Overflows are caused by how you use strings. Basically it happens when you go beyond the space you've allocated and start writing in "random" memory locations. It can happen if you assume something will fit in an array and don't check if you go past the end of it. You can easily achieve this with the gets function (gcc even issues a warning when you use it), since it doesn't take any parameters that tells it how long the string is.
Code: Select all
#include <stdio.h>
int main() {
char* test = "0123456789";
// test now contains a proper null-terminated string
puts(test);
char buffer[7];
puts("Enter a 7-letter word");
gets(buffer);
puts(buffer);
char buffer2[8];
puts("Now enter a 8-letter word and see what happens :)");
gets(buffer2);
puts(buffer2);
}
As I was writing code to show an overflow this situation arose.

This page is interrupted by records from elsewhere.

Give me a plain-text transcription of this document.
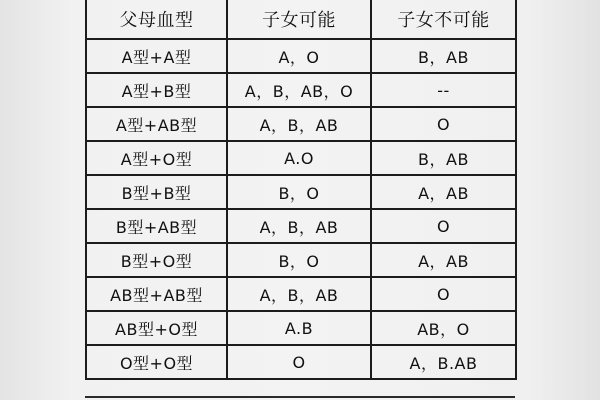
父母血型	子女可能	子女不可能
A型+A型	A，O	B，AB
A型+B型	A，B，AB，O	--
A型+AB型	A，B，AB	O
A型+O型	A.O	B，AB
B型+B型	B，O	A，AB
B型+AB型	A，B，AB	O
B型+O型	B，O	A，AB
AB型+AB型	A，B，AB	O
AB型+O型	A.B	AB，O
O型+O型	O	A，B.AB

I've reached the conclusion that the first input works for 7-letter strings because the allocated space for the 7-byte buffer is rounded up to be divisible by the size of int (which is 4 on 32-bit systems and 8 on 64-bit systems). So char buffer[7] and char buffer[8] is actually equal, with gcc on linux at least. It fails when putting a 8-letter word in buffer2 because the null-terminator will overwrite whatever comes next on the stack. If that's the return address for the function you can make it execute non-intended code.